The Problem With Thought Leaders

"Proportions of the Head". Licensed under Public domain via Wikimedia Commons

The term "Thought Leader" makes me cringe. Especially when the person tells you they are one. Self-important egos really put me off.

This definition of a Thought Leader comes from a Forbes article

A thought leader is an individual or firm that prospects, clients, referral sources, intermediaries and even competitors recognize as one of the foremost authorities in selected areas of specialization, resulting in its being the go-to individual or organization for said expertise. A thought leader is an individual or firm that significantly profits from being recognized as such.

And therein lies the problem.

If someone shares their knowledge in order to share their knowledge, I trust them. If their goal however is to make money from me, my trust is harder to earn.

We need experts, not thought leaders

Experts are useful. One of the wonders of human society is how we collaborate to share expertise. Long ago we realised that if we specialised our skills, society as a whole would benefit.

Experts have achieved an unusually high level of understanding or ability through focussing on an area over a long period of time. You are not born with expertise. You develop expertise.

We're all experts in our own way. Things that come easily to us, things that are second nature but that others find difficult - this is expertise. The use of this expertise depends on the context. You could be expert at making an omelette, playing violin, hiring people, designing user interfaces, investing in companies or flying a hot air balloon. The relevance of expertise depends on whether it's useful for a given purpose.

The nature of expertise

I was reading Joshua Ford's "Moonwalking with Einstein", a book about the art and science of memory. In the book he describes work undertaken by K. Anders Ericsson and his team, a psychology professor at Florida State University and a renowed researcher into expertise.

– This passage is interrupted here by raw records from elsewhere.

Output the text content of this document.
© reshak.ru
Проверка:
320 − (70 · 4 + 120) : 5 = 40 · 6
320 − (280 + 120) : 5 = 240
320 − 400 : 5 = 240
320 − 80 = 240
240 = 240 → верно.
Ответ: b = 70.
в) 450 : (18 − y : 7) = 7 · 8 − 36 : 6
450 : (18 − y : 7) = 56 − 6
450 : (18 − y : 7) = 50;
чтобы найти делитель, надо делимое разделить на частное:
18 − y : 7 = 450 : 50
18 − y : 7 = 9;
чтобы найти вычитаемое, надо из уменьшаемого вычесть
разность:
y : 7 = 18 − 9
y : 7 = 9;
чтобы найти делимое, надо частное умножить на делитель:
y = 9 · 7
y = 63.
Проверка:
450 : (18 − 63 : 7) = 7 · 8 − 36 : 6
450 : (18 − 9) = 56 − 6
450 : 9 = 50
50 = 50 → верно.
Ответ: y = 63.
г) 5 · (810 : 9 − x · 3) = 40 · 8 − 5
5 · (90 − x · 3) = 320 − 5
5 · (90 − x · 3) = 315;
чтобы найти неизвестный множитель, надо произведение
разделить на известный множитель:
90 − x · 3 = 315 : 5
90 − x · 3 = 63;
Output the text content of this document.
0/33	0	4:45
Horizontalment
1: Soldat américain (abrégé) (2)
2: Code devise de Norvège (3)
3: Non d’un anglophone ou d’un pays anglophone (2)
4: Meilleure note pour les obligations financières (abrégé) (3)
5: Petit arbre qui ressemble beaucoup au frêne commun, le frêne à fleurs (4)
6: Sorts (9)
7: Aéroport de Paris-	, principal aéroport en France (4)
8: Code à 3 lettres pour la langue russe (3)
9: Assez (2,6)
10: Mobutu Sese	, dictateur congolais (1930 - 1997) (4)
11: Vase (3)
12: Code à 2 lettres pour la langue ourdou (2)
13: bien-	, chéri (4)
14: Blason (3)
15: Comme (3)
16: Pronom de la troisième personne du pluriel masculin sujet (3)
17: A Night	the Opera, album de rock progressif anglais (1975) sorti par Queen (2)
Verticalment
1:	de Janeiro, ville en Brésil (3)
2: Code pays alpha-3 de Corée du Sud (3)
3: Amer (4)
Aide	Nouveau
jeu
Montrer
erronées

Ford tells us that Ericcson found that;

Experts see the world differently. They notice things that nonexperts don't see. They home in on the information that matters most, and have an almost automatic sense of what to do with it. And most important, experts process the enourmous amounts of information flowing through their senses in more sophisticated ways.

Being able to process information automatically requires that we start using our subconscious minds to fast track thinking that was previously made consiciously. To do this requires practice, lots of practice. There's a clear link between experience and expertise (although they are not the same thing).

"Ancora imparo" - experts are never done

Leonardo da Vinci, someone that most of us would recognise as an expert, is credited with saying "ancora imparo" (which translates "I am still learning") when he was well into his eighties.

Experts are never done. They are always learning, absorbing new knowledge through practice.

As such there's a humility around expertise. Unlike Thought Leadership which leans towards self-aggrandisement.

Experts don't label themselves as experts

Here's the thing. Expertise is something that is conferred, not proclaimed. Someone becomes an expert because others see them as experts.

I'm fortunate to work with an amazing team of experts. I'm happy to call them that because each of my colleagues really are at the top of their game in what they do. Yet all of them find it difficult to say this. They realise how much more they have to learn. They seek out the truth, learning by doing. None of them would say "I am a thought leader", yet they've got so much to share and want to do so.